Plight of The Birds

Illegal wildlife trafficking generates $7-$23 billion a year, it is the fourth largest crime type. Well-designed, e-commerce infrastructure has allowed sales to go undetected online. A web trawling tool called the “Support Vector Machine” revealed an online marketplace in Indonesia that had a quarter of a million songbirds listed on e-commerce sites from April 2020 to September 2021.

Indonesia is home to the largest number of threatened bird species. In March 2018, Joko Widodo, president of Indonesia, reported the bird trade contributed 1.7 trillion rupiahs to the economy. In 2005, 614,180 native songbirds were tapped in Java and Sumatra.

If someone is caught smuggling a bird from the Protected Species List, they can receive a 100 million rupiah fine or five years in prison, under the 1990 Conservation Act. However, wildlife traffickers have developed clever methods to evade prosecution. Captive-bred and legally traded birds are fitted with a small metal ring and a unique serial number. Sadly, smugglers have found a tool that can manufacture the same ring in larger, wild-caught birds. Stanislavas Huzhiavichus, an ex-bird smuggler, spoke out about the manipulation of CITES regulations and how a Palm Cockatoo could make smugglers £42,000 per trip.

He told The Guardian, how creating a fraudulent permit is easy, using the 38,000 protected species that are traded legally for profit. Stanislavas was able to keep the birds alive for the long journeys, the shortest of which was 2 days. That is 2 days in the dark with no food or water. Unfortunately, parrots can withstand this torture and will remain alive buried under luggage and shoved into containers, with no ventilation. The thought of a beautiful bird packed away for 48 hours with no freedom or idea of what’s happening, breaks my heart.

Laundering of wild-caught as captive-bred is one of the biggest holes in the conservation efforts.
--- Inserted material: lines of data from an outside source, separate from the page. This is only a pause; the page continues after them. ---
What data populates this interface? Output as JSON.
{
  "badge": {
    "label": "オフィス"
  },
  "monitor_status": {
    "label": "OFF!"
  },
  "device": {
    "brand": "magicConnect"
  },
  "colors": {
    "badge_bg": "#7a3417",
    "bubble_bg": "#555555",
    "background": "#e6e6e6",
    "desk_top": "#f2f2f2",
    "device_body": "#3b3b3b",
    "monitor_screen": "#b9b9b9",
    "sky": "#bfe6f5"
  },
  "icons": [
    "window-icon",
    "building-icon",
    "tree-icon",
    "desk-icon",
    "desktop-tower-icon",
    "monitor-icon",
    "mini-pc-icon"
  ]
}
Insufficient regulation means that not only can a captive-bred bird be sold unprotected but wild-caught birds can be passed off as captive-bred.

Another bird suffering to the point of extinction is the African Grey. Their populations decline 21% every year and they are almost extinct in Ghana. Their struggle in West and Central Africa is a combination of habitat loss and being sold as pets. In 2017 the Grey moved to ‘threatened with extinction’ on the CITES list, meaning that trading was regulated. Licenses in Kenya are $100 a year, but commonly people sidestep this and buy them trafficked without declaration.

These birds are caught from young in their nest. Poaching has become more common because illegal timber and mineral trades are dangerous and run by rebel groups.

World Parrot Trust and Global Initiative Against Transnational Crime are doing what they can to decode a complex system. Run by word-of-mouth communication methods and linked to trafficking in the United Arab Emirates and Saudi Arabia.

This is a widespread issue with networks of corrupt officials and underground trading, reducing conservation efforts every day. CITES want to encourage population growth but in turn, have created a model for wild-caught birds to be traded. The upside is that a collaborative effort between governments is gaining momentum and the methods in which these birds are traded, are being monitored online.